Und ich bin ehrlich: Ich bin aufgeregt. Neugierig. Ein bisschen nervös. Morgen geht alles online – und ich weiß nicht, was passieren wird. Aber allein, dass dieser Schritt jetzt möglich ist, erfüllt mich mit so viel Dankbarkeit. Für die Menschen, die an meiner Seite sind. Für das Vertrauen, das ich spüre. Und für die Kraft, die mich auch an schwierigen Tagen getragen hat.

Eigentlich wollte ich heute zur Demo, ein wichtiges Thema, ein wichtiges Zeichen – aber organisatorisch hat es nicht geklappt. Und zuerst war ich enttäuscht. Aber dann wurde mir klar: Heute ging’s um meinen eigenen Weg. Um meine Stimme. Um meinen kleinen Beitrag zu etwas Größerem.

Und so sitze ich jetzt hier, am Abend, kurz vor dem Start, und spüre diese Mischung aus Aufregung, Stolz, Hoffnung und leiser Freude.

Morgen geht’s los.
Morgen schaue ich, was sich bewegt.
Und ja – ich bin einfach sehr, sehr gespannt.

Alles Liebe
Ilka

Wenn Pläne platzen: Warum persönliche Assistenz auch Stabilität braucht .Ein persönlicher Bericht von Ilka Hannig

Wer mit persönlicher Assistenz im Arbeitgebermodell lebt, entscheidet sich für ein hohes Maß an Selbstbestimmung – aber auch für sehr viel Verantwortung. Man wird zur Arbeitgeberin oder zum Arbeitgeber im eigenen Zuhause. Man führt Bewerbungsgespräche, stellt Dienstpläne auf, regelt Urlaube, springt bei Konflikten ein.
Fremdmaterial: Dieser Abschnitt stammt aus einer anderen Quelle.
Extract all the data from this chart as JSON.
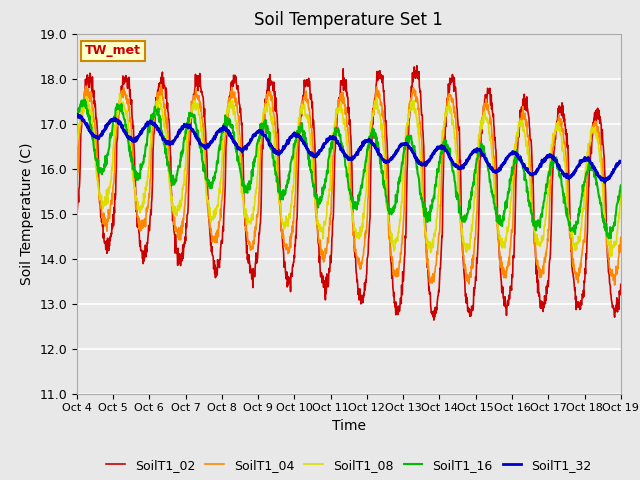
{
  "title": "Soil Temperature Set 1",
  "xlabel": "Time",
  "ylabel": "Soil Temperature (C)",
  "ylim": [
    11.0,
    19.0
  ],
  "yticks": [
    11.0,
    12.0,
    13.0,
    14.0,
    15.0,
    16.0,
    17.0,
    18.0,
    19.0
  ],
  "xtick_labels": [
    "Oct 4",
    "Oct 5",
    "Oct 6",
    "Oct 7",
    "Oct 8",
    "Oct 9",
    "Oct 10",
    "Oct 11",
    "Oct 12",
    "Oct 13",
    "Oct 14",
    "Oct 15",
    "Oct 16",
    "Oct 17",
    "Oct 18",
    "Oct 19"
  ],
  "legend_labels": [
    "SoilT1_02",
    "SoilT1_04",
    "SoilT1_08",
    "SoilT1_16",
    "SoilT1_32"
  ],
  "colors": [
    "#cc0000",
    "#ff8800",
    "#dddd00",
    "#00bb00",
    "#0000cc"
  ],
  "linewidths": [
    1.2,
    1.2,
    1.2,
    1.5,
    2.0
  ],
  "annotation_text": "TW_met",
  "annotation_color": "#cc0000",
  "annotation_bg": "#ffffcc",
  "annotation_edge": "#cc8800",
  "fig_facecolor": "#e8e8e8",
  "plot_facecolor": "#e8e8e8",
  "grid_color": "#ffffff"
}
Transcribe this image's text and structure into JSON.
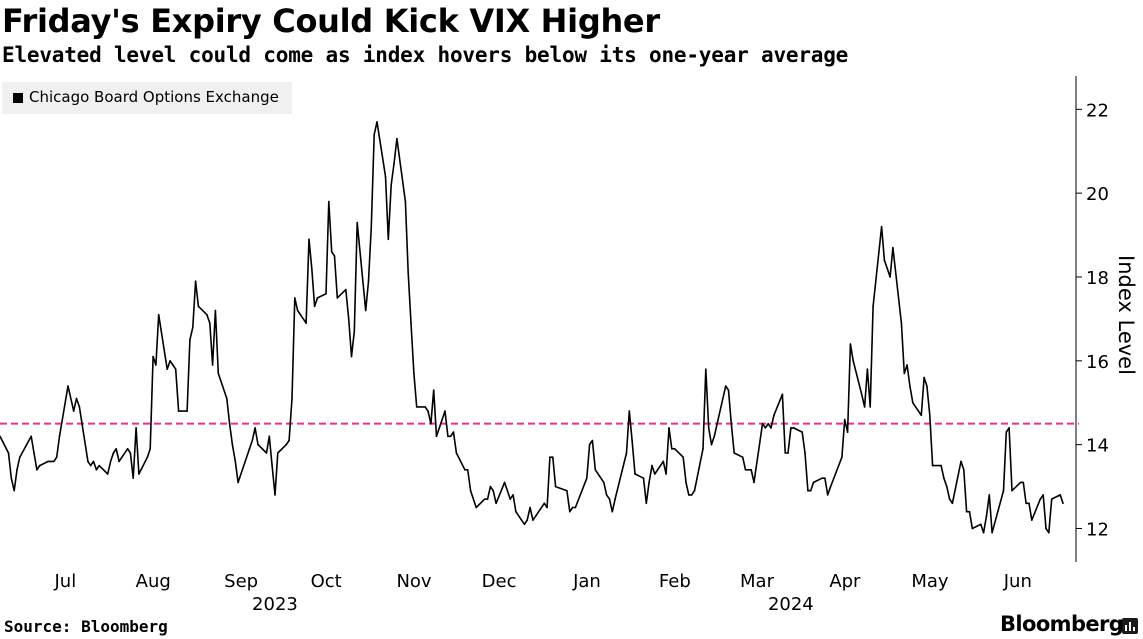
{
  "header": {
    "title": "Friday's Expiry Could Kick VIX Higher",
    "subtitle": "Elevated level could come as index hovers below its one-year average"
  },
  "legend": {
    "label": "Chicago Board Options Exchange"
  },
  "footer": {
    "source": "Source: Bloomberg",
    "brand": "Bloomberg",
    "brand_icon": "bloomberg-terminal-icon"
  },
  "chart_data": {
    "type": "line",
    "title": "Friday's Expiry Could Kick VIX Higher",
    "subtitle": "Elevated level could come as index hovers below its one-year average",
    "ylabel": "Index Level",
    "ylim": [
      11.2,
      22.7
    ],
    "yticks": [
      12,
      14,
      16,
      18,
      20,
      22
    ],
    "xlim": [
      "2023-06-09",
      "2024-06-18"
    ],
    "month_ticks": [
      {
        "date": "2023-07-01",
        "label": "Jul"
      },
      {
        "date": "2023-08-01",
        "label": "Aug"
      },
      {
        "date": "2023-09-01",
        "label": "Sep"
      },
      {
        "date": "2023-10-01",
        "label": "Oct"
      },
      {
        "date": "2023-11-01",
        "label": "Nov"
      },
      {
        "date": "2023-12-01",
        "label": "Dec"
      },
      {
        "date": "2024-01-01",
        "label": "Jan"
      },
      {
        "date": "2024-02-01",
        "label": "Feb"
      },
      {
        "date": "2024-03-01",
        "label": "Mar"
      },
      {
        "date": "2024-04-01",
        "label": "Apr"
      },
      {
        "date": "2024-05-01",
        "label": "May"
      },
      {
        "date": "2024-06-01",
        "label": "Jun"
      }
    ],
    "year_labels": [
      {
        "date": "2023-09-14",
        "label": "2023"
      },
      {
        "date": "2024-03-14",
        "label": "2024"
      }
    ],
    "reference_line": {
      "value": 14.5,
      "color": "#e8318a",
      "style": "dashed"
    },
    "grid": false,
    "legend_position": "top-left",
    "series": [
      {
        "name": "Chicago Board Options Exchange",
        "color": "#000000",
        "points": [
          [
            "2023-06-09",
            14.2
          ],
          [
            "2023-06-12",
            13.8
          ],
          [
            "2023-06-13",
            13.2
          ],
          [
            "2023-06-14",
            12.9
          ],
          [
            "2023-06-15",
            13.4
          ],
          [
            "2023-06-16",
            13.7
          ],
          [
            "2023-06-20",
            14.2
          ],
          [
            "2023-06-21",
            13.8
          ],
          [
            "2023-06-22",
            13.4
          ],
          [
            "2023-06-23",
            13.5
          ],
          [
            "2023-06-26",
            13.6
          ],
          [
            "2023-06-27",
            13.6
          ],
          [
            "2023-06-28",
            13.6
          ],
          [
            "2023-06-29",
            13.7
          ],
          [
            "2023-06-30",
            14.2
          ],
          [
            "2023-07-03",
            15.4
          ],
          [
            "2023-07-05",
            14.8
          ],
          [
            "2023-07-06",
            15.1
          ],
          [
            "2023-07-07",
            14.9
          ],
          [
            "2023-07-10",
            13.6
          ],
          [
            "2023-07-11",
            13.5
          ],
          [
            "2023-07-12",
            13.6
          ],
          [
            "2023-07-13",
            13.4
          ],
          [
            "2023-07-14",
            13.5
          ],
          [
            "2023-07-17",
            13.3
          ],
          [
            "2023-07-18",
            13.6
          ],
          [
            "2023-07-19",
            13.8
          ],
          [
            "2023-07-20",
            13.9
          ],
          [
            "2023-07-21",
            13.6
          ],
          [
            "2023-07-24",
            13.9
          ],
          [
            "2023-07-25",
            13.8
          ],
          [
            "2023-07-26",
            13.2
          ],
          [
            "2023-07-27",
            14.4
          ],
          [
            "2023-07-28",
            13.3
          ],
          [
            "2023-07-31",
            13.7
          ],
          [
            "2023-08-01",
            13.9
          ],
          [
            "2023-08-02",
            16.1
          ],
          [
            "2023-08-03",
            15.9
          ],
          [
            "2023-08-04",
            17.1
          ],
          [
            "2023-08-07",
            15.8
          ],
          [
            "2023-08-08",
            16.0
          ],
          [
            "2023-08-09",
            15.9
          ],
          [
            "2023-08-10",
            15.8
          ],
          [
            "2023-08-11",
            14.8
          ],
          [
            "2023-08-14",
            14.8
          ],
          [
            "2023-08-15",
            16.5
          ],
          [
            "2023-08-16",
            16.8
          ],
          [
            "2023-08-17",
            17.9
          ],
          [
            "2023-08-18",
            17.3
          ],
          [
            "2023-08-21",
            17.1
          ],
          [
            "2023-08-22",
            16.9
          ],
          [
            "2023-08-23",
            15.9
          ],
          [
            "2023-08-24",
            17.2
          ],
          [
            "2023-08-25",
            15.7
          ],
          [
            "2023-08-28",
            15.1
          ],
          [
            "2023-08-29",
            14.5
          ],
          [
            "2023-08-30",
            14.0
          ],
          [
            "2023-08-31",
            13.6
          ],
          [
            "2023-09-01",
            13.1
          ],
          [
            "2023-09-05",
            13.9
          ],
          [
            "2023-09-06",
            14.1
          ],
          [
            "2023-09-07",
            14.4
          ],
          [
            "2023-09-08",
            14.0
          ],
          [
            "2023-09-11",
            13.8
          ],
          [
            "2023-09-12",
            14.2
          ],
          [
            "2023-09-13",
            13.5
          ],
          [
            "2023-09-14",
            12.8
          ],
          [
            "2023-09-15",
            13.8
          ],
          [
            "2023-09-18",
            14.0
          ],
          [
            "2023-09-19",
            14.1
          ],
          [
            "2023-09-20",
            15.1
          ],
          [
            "2023-09-21",
            17.5
          ],
          [
            "2023-09-22",
            17.2
          ],
          [
            "2023-09-25",
            16.9
          ],
          [
            "2023-09-26",
            18.9
          ],
          [
            "2023-09-27",
            18.2
          ],
          [
            "2023-09-28",
            17.3
          ],
          [
            "2023-09-29",
            17.5
          ],
          [
            "2023-10-02",
            17.6
          ],
          [
            "2023-10-03",
            19.8
          ],
          [
            "2023-10-04",
            18.6
          ],
          [
            "2023-10-05",
            18.5
          ],
          [
            "2023-10-06",
            17.5
          ],
          [
            "2023-10-09",
            17.7
          ],
          [
            "2023-10-10",
            17.0
          ],
          [
            "2023-10-11",
            16.1
          ],
          [
            "2023-10-12",
            16.7
          ],
          [
            "2023-10-13",
            19.3
          ],
          [
            "2023-10-16",
            17.2
          ],
          [
            "2023-10-17",
            17.9
          ],
          [
            "2023-10-18",
            19.2
          ],
          [
            "2023-10-19",
            21.4
          ],
          [
            "2023-10-20",
            21.7
          ],
          [
            "2023-10-23",
            20.4
          ],
          [
            "2023-10-24",
            18.9
          ],
          [
            "2023-10-25",
            20.2
          ],
          [
            "2023-10-26",
            20.7
          ],
          [
            "2023-10-27",
            21.3
          ],
          [
            "2023-10-30",
            19.8
          ],
          [
            "2023-10-31",
            18.1
          ],
          [
            "2023-11-01",
            16.9
          ],
          [
            "2023-11-02",
            15.7
          ],
          [
            "2023-11-03",
            14.9
          ],
          [
            "2023-11-06",
            14.9
          ],
          [
            "2023-11-07",
            14.8
          ],
          [
            "2023-11-08",
            14.5
          ],
          [
            "2023-11-09",
            15.3
          ],
          [
            "2023-11-10",
            14.2
          ],
          [
            "2023-11-13",
            14.8
          ],
          [
            "2023-11-14",
            14.2
          ],
          [
            "2023-11-15",
            14.2
          ],
          [
            "2023-11-16",
            14.3
          ],
          [
            "2023-11-17",
            13.8
          ],
          [
            "2023-11-20",
            13.4
          ],
          [
            "2023-11-21",
            13.4
          ],
          [
            "2023-11-22",
            12.9
          ],
          [
            "2023-11-24",
            12.5
          ],
          [
            "2023-11-27",
            12.7
          ],
          [
            "2023-11-28",
            12.7
          ],
          [
            "2023-11-29",
            13.0
          ],
          [
            "2023-11-30",
            12.9
          ],
          [
            "2023-12-01",
            12.6
          ],
          [
            "2023-12-04",
            13.1
          ],
          [
            "2023-12-05",
            12.9
          ],
          [
            "2023-12-06",
            12.7
          ],
          [
            "2023-12-07",
            12.8
          ],
          [
            "2023-12-08",
            12.4
          ],
          [
            "2023-12-11",
            12.1
          ],
          [
            "2023-12-12",
            12.2
          ],
          [
            "2023-12-13",
            12.5
          ],
          [
            "2023-12-14",
            12.2
          ],
          [
            "2023-12-15",
            12.3
          ],
          [
            "2023-12-18",
            12.6
          ],
          [
            "2023-12-19",
            12.5
          ],
          [
            "2023-12-20",
            13.7
          ],
          [
            "2023-12-21",
            13.7
          ],
          [
            "2023-12-22",
            13.0
          ],
          [
            "2023-12-26",
            12.9
          ],
          [
            "2023-12-27",
            12.4
          ],
          [
            "2023-12-28",
            12.5
          ],
          [
            "2023-12-29",
            12.5
          ],
          [
            "2024-01-02",
            13.2
          ],
          [
            "2024-01-03",
            14.0
          ],
          [
            "2024-01-04",
            14.1
          ],
          [
            "2024-01-05",
            13.4
          ],
          [
            "2024-01-08",
            13.1
          ],
          [
            "2024-01-09",
            12.8
          ],
          [
            "2024-01-10",
            12.7
          ],
          [
            "2024-01-11",
            12.4
          ],
          [
            "2024-01-12",
            12.7
          ],
          [
            "2024-01-16",
            13.8
          ],
          [
            "2024-01-17",
            14.8
          ],
          [
            "2024-01-18",
            14.1
          ],
          [
            "2024-01-19",
            13.3
          ],
          [
            "2024-01-22",
            13.2
          ],
          [
            "2024-01-23",
            12.6
          ],
          [
            "2024-01-24",
            13.1
          ],
          [
            "2024-01-25",
            13.5
          ],
          [
            "2024-01-26",
            13.3
          ],
          [
            "2024-01-29",
            13.6
          ],
          [
            "2024-01-30",
            13.3
          ],
          [
            "2024-01-31",
            14.4
          ],
          [
            "2024-02-01",
            13.9
          ],
          [
            "2024-02-02",
            13.9
          ],
          [
            "2024-02-05",
            13.7
          ],
          [
            "2024-02-06",
            13.1
          ],
          [
            "2024-02-07",
            12.8
          ],
          [
            "2024-02-08",
            12.8
          ],
          [
            "2024-02-09",
            12.9
          ],
          [
            "2024-02-12",
            13.9
          ],
          [
            "2024-02-13",
            15.8
          ],
          [
            "2024-02-14",
            14.4
          ],
          [
            "2024-02-15",
            14.0
          ],
          [
            "2024-02-16",
            14.2
          ],
          [
            "2024-02-20",
            15.4
          ],
          [
            "2024-02-21",
            15.3
          ],
          [
            "2024-02-22",
            14.5
          ],
          [
            "2024-02-23",
            13.8
          ],
          [
            "2024-02-26",
            13.7
          ],
          [
            "2024-02-27",
            13.4
          ],
          [
            "2024-02-28",
            13.4
          ],
          [
            "2024-02-29",
            13.4
          ],
          [
            "2024-03-01",
            13.1
          ],
          [
            "2024-03-04",
            14.5
          ],
          [
            "2024-03-05",
            14.4
          ],
          [
            "2024-03-06",
            14.5
          ],
          [
            "2024-03-07",
            14.4
          ],
          [
            "2024-03-08",
            14.7
          ],
          [
            "2024-03-11",
            15.2
          ],
          [
            "2024-03-12",
            13.8
          ],
          [
            "2024-03-13",
            13.8
          ],
          [
            "2024-03-14",
            14.4
          ],
          [
            "2024-03-15",
            14.4
          ],
          [
            "2024-03-18",
            14.3
          ],
          [
            "2024-03-19",
            13.8
          ],
          [
            "2024-03-20",
            12.9
          ],
          [
            "2024-03-21",
            12.9
          ],
          [
            "2024-03-22",
            13.1
          ],
          [
            "2024-03-25",
            13.2
          ],
          [
            "2024-03-26",
            13.2
          ],
          [
            "2024-03-27",
            12.8
          ],
          [
            "2024-03-28",
            13.0
          ],
          [
            "2024-04-01",
            13.7
          ],
          [
            "2024-04-02",
            14.6
          ],
          [
            "2024-04-03",
            14.3
          ],
          [
            "2024-04-04",
            16.4
          ],
          [
            "2024-04-05",
            16.0
          ],
          [
            "2024-04-08",
            15.2
          ],
          [
            "2024-04-09",
            14.9
          ],
          [
            "2024-04-10",
            15.8
          ],
          [
            "2024-04-11",
            14.9
          ],
          [
            "2024-04-12",
            17.3
          ],
          [
            "2024-04-15",
            19.2
          ],
          [
            "2024-04-16",
            18.4
          ],
          [
            "2024-04-17",
            18.2
          ],
          [
            "2024-04-18",
            18.0
          ],
          [
            "2024-04-19",
            18.7
          ],
          [
            "2024-04-22",
            16.9
          ],
          [
            "2024-04-23",
            15.7
          ],
          [
            "2024-04-24",
            15.9
          ],
          [
            "2024-04-25",
            15.4
          ],
          [
            "2024-04-26",
            15.0
          ],
          [
            "2024-04-29",
            14.7
          ],
          [
            "2024-04-30",
            15.6
          ],
          [
            "2024-05-01",
            15.4
          ],
          [
            "2024-05-02",
            14.7
          ],
          [
            "2024-05-03",
            13.5
          ],
          [
            "2024-05-06",
            13.5
          ],
          [
            "2024-05-07",
            13.2
          ],
          [
            "2024-05-08",
            13.0
          ],
          [
            "2024-05-09",
            12.7
          ],
          [
            "2024-05-10",
            12.6
          ],
          [
            "2024-05-13",
            13.6
          ],
          [
            "2024-05-14",
            13.4
          ],
          [
            "2024-05-15",
            12.4
          ],
          [
            "2024-05-16",
            12.4
          ],
          [
            "2024-05-17",
            12.0
          ],
          [
            "2024-05-20",
            12.1
          ],
          [
            "2024-05-21",
            11.9
          ],
          [
            "2024-05-22",
            12.3
          ],
          [
            "2024-05-23",
            12.8
          ],
          [
            "2024-05-24",
            11.9
          ],
          [
            "2024-05-28",
            12.9
          ],
          [
            "2024-05-29",
            14.3
          ],
          [
            "2024-05-30",
            14.4
          ],
          [
            "2024-05-31",
            12.9
          ],
          [
            "2024-06-03",
            13.1
          ],
          [
            "2024-06-04",
            13.1
          ],
          [
            "2024-06-05",
            12.6
          ],
          [
            "2024-06-06",
            12.6
          ],
          [
            "2024-06-07",
            12.2
          ],
          [
            "2024-06-10",
            12.7
          ],
          [
            "2024-06-11",
            12.8
          ],
          [
            "2024-06-12",
            12.0
          ],
          [
            "2024-06-13",
            11.9
          ],
          [
            "2024-06-14",
            12.7
          ],
          [
            "2024-06-17",
            12.8
          ],
          [
            "2024-06-18",
            12.6
          ]
        ]
      }
    ]
  }
}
Alles inmitten des eigenen Lebens – das ohnehin schon viel Organisation verlangt.

Doch was passiert, wenn plötzlich jemand ausfällt?
Wenn eine Assistenzkraft kurzfristig krank wird, kündigt oder einfach nicht auftaucht? Dann brechen Pläne weg. Tagesabläufe geraten ins Wanken. Arzttermine, Therapien oder selbst ganz banale Dinge wie Essen oder Körperpflege – sie werden plötzlich zu einer Herausforderung. Denn anders als in einer Institution gibt es im privaten Arbeitgebermodell keinen Springerpool oder Notdienst.

Und das zeigt ein zentrales Problem:
Nicht jede Assistenzkraft ist sich der Verantwortung bewusst, die dieser Beruf mit sich bringt. Viele kommen aus ganz anderen Lebensrealitäten und unterschätzen, wie existenziell ihr Job für uns ist. Manche sind nicht bereit, in Notsituationen einzuspringen – verständlich aus individueller Sicht, aber für uns Assistenznehmer:innen kann das massive Folgen haben.

Deshalb plane ich aktuell die Gründung eines gemeinnützigen Vereins, der genau hier ansetzt.
Ich möchte Fortbildungen für Assistenzkräfte ermöglichen. Ich möchte Grundlagen vermitteln: Was bedeutet persönliche Assistenz wirklich? Welche Verantwortung bringt sie mit sich – auch menschlich? Wo beginnt Professionalität? Und wie kann man fair und klar miteinander kommunizieren?

Denn ich bin überzeugt:
Gute Assistenz ist kein Zufall. Sie ist eine Haltung. Und dafür braucht es Wissen, Austausch und Begleitung – auf beiden Seiten.

Ich wünsche mir, dass wir gemeinsam an einem System arbeiten, das nicht nur für Selbstbestimmung steht, sondern auch für Verlässlichkeit, Respekt und Sicherheit.

Denn persönliche Assistenz ist kein Job wie jeder andere – sie ist der Schlüssel zum Leben.